The event included not only current and future student TRIO members, but also leaders from the community such as Yuma City Council member Edward C. Thomas and Yuma County supervisor Russell McCloud, who showed their support for the program and emphasized the importance of access to higher education for students from a disadvantaged background.
Through the Higher Educational Opportunity Act of 1964, the experimental education program Upward Bound was created, followed by Talent Search in 1965 and finally Students Support Services in 1968. The TRIO Project was officially established on February 24, 1986, dedicated to serving disadvantaged students with their academic careers.
If a student identifies as first-generation – meaning neither of their parents have obtained a Bachelor’s degree – comes from a low-income household or has a documented disability, they are eligible for any of the TRIO programs.

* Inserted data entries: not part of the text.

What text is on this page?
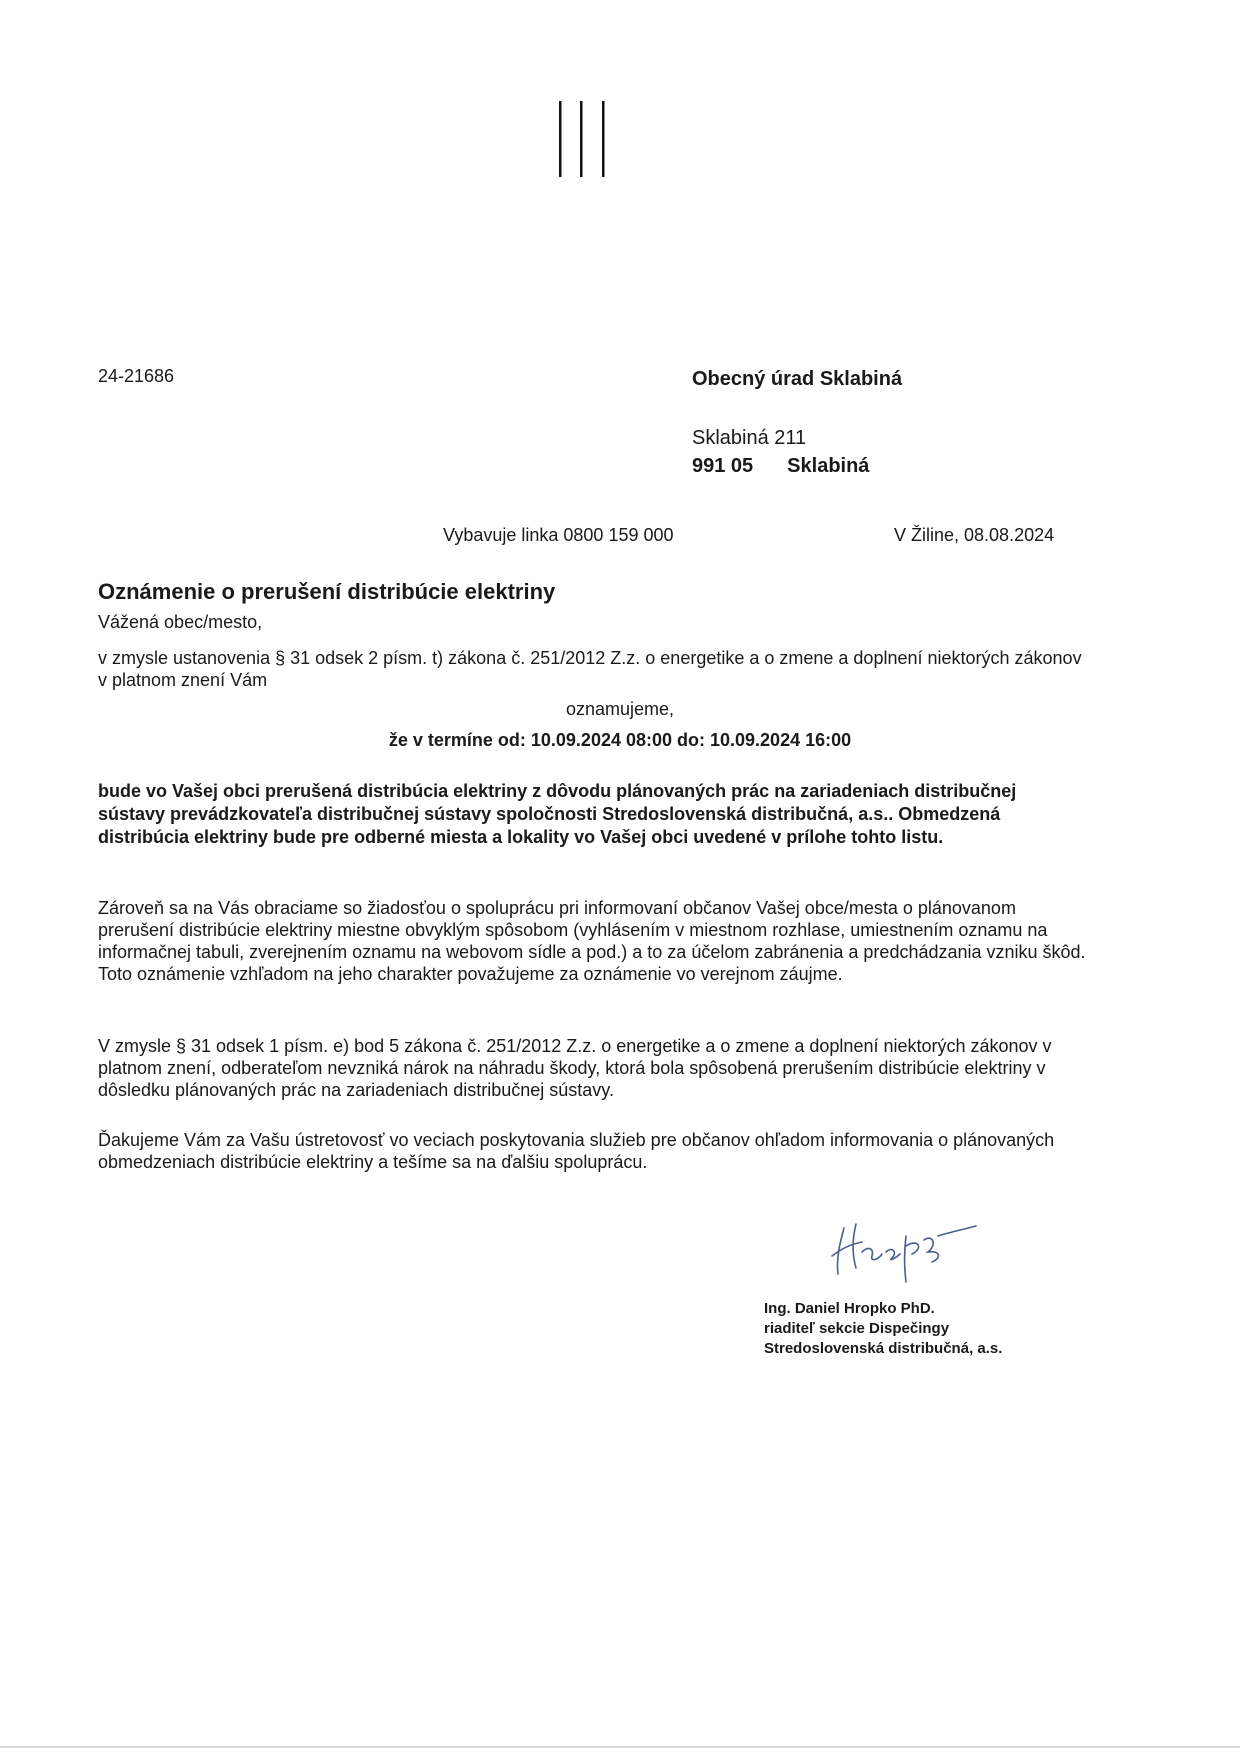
24-21686	Obecný úrad Sklabiná
Sklabiná 211
991 05 Sklabiná
Vybavuje linka 0800 159 000	V Žiline, 08.08.2024
Oznámenie o prerušení distribúcie elektriny
Vážená obec/mesto,

v zmysle ustanovenia § 31 odsek 2 písm. t) zákona č. 251/2012 Z.z. o energetike a o zmene a doplnení niektorých zákonov v platnom znení Vám

oznamujeme,
že v termíne od: 10.09.2024 08:00 do: 10.09.2024 16:00

bude vo Vašej obci prerušená distribúcia elektriny z dôvodu plánovaných prác na zariadeniach distribučnej sústavy prevádzkovateľa distribučnej sústavy spoločnosti Stredoslovenská distribučná, a.s.. Obmedzená distribúcia elektriny bude pre odberné miesta a lokality vo Vašej obci uvedené v prílohe tohto listu.

Zároveň sa na Vás obraciame so žiadosťou o spoluprácu pri informovaní občanov Vašej obce/mesta o plánovanom prerušení distribúcie elektriny miestne obvyklým spôsobom (vyhlásením v miestnom rozhlase, umiestnením oznamu na informačnej tabuli, zverejnením oznamu na webovom sídle a pod.) a to za účelom zabránenia a predchádzania vzniku škôd.
Toto oznámenie vzhľadom na jeho charakter považujeme za oznámenie vo verejnom záujme.

V zmysle § 31 odsek 1 písm. e) bod 5 zákona č. 251/2012 Z.z. o energetike a o zmene a doplnení niektorých zákonov v platnom znení, odberateľom nevzniká nárok na náhradu škody, ktorá bola spôsobená prerušením distribúcie elektriny v dôsledku plánovaných prác na zariadeniach distribučnej sústavy.

Ďakujeme Vám za Vašu ústretovosť vo veciach poskytovania služieb pre občanov ohľadom informovania o plánovaných obmedzeniach distribúcie elektriny a tešíme sa na ďalšiu spoluprácu.

Ing. Daniel Hropko PhD.
riaditeľ sekcie Dispečingy
Stredoslovenská distribučná, a.s.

Across the state, 39 active TRIO project sections serve approximately 10,500 students. According to the Arizona TRIO Projects 2015-2016 Annual Performance Report, seven out of ten High School graduates involved with TRIO are enrolled at a college or university, 94 percent of undergraduate students being in good academic standing.
TRIO at AWC
Since 1991, AWC has assisted students in three distinct TRIO Project programs offered at the various campuses.
With aid and encouragement, TRIO students navigate their way from middle school through college graduation, all while learning how to reach their fullest potential as a student. Depending on their educational level, participants are placed into one specially designed program – Upward Bound, Talent Search or Student Support Services (KEYS) – often advancing into the next level.
AWC works with 69 students in the Upward bound program – which focuses on students from ninth through twelfth grade. Participants from Cibola, Kofa, Yuma, Parker and San Luis high schools get to experience an intensive college curriculum on Saturdays for six weeks during the summer at the Yuma campus.
Talent Search focuses on students from grades six through twelve. AWC provides services to 583 students from various Yuma and La Paz middle schools and high schools, motivating them towards reaching their high school graduation and beyond. Additionally, Talent Search finds students who did not enter or finish a post-secondary education and encourages them to return and get their degree.
KEYS, servicing more than 240 students, focuses on providing services such as academic advising, career exploration and advisement, financial aid and scholarship assistance, life skills and money management workshops, and much more.
The Arizona TRIO Projects also include additional programs for individuals not in middle or high school. The Educational Opportunity Centers give qualified adults assistance and information on postsecondary education admissions in order to encourage and increase the number of adults enrolled in college.
Those seeking to continue their education past their Bachelor’s and Master’s degrees can participate in the Ronald E. McNair Post Baccalaureate Achievement Program. By guiding students with high academic potential through their undergraduate programs, universities even lead disadvantaged students in obtaining doctorates.
Veterans Upward Bound provides services such as tutoring, counseling and academic instruction, allowing veterans to build basic skills to increase their chances of finishing a college or university, while Upward Bound Math-Science focuses on interesting students in pursuing a post-secondary degree and a career in math and science.
TRIO and beyond
Many AWC alumni who had been involved in the TRIO programs and graduated from a university continue to serve their community and the college. Some even return as staff members, like Angelica Gebhardt, who is now a Support Service Program specialist at AWC. She was also president of the Arizona TRIO chapter for two years, representing the 39 active programs.
“I had all the support I needed in the program that I didn’t have at home and a sense of belonging that I was looking for,” Gebhardt said. “I graduated from AWC then went on to NAU. I started working with Student Support Services as a work study, then I became a part timer, and now I work full time for them.”
In contrast, Robin Martinez Jr. is just starting his university experience through the TRIO program, taking pride in being a spokesperson for the program and attending events like the TRIO Day in April.
“I got into the Educational Talent Search Program when I was in sixth grade, then I transitioned to Upward Bound where they showed me what it really meant to attend college,” Martinez said. “It has been such a blessing to be a part of this TRIO family. I can proudly say, at the top of my lungs, that TRIO works and I would not be where I am today without it.”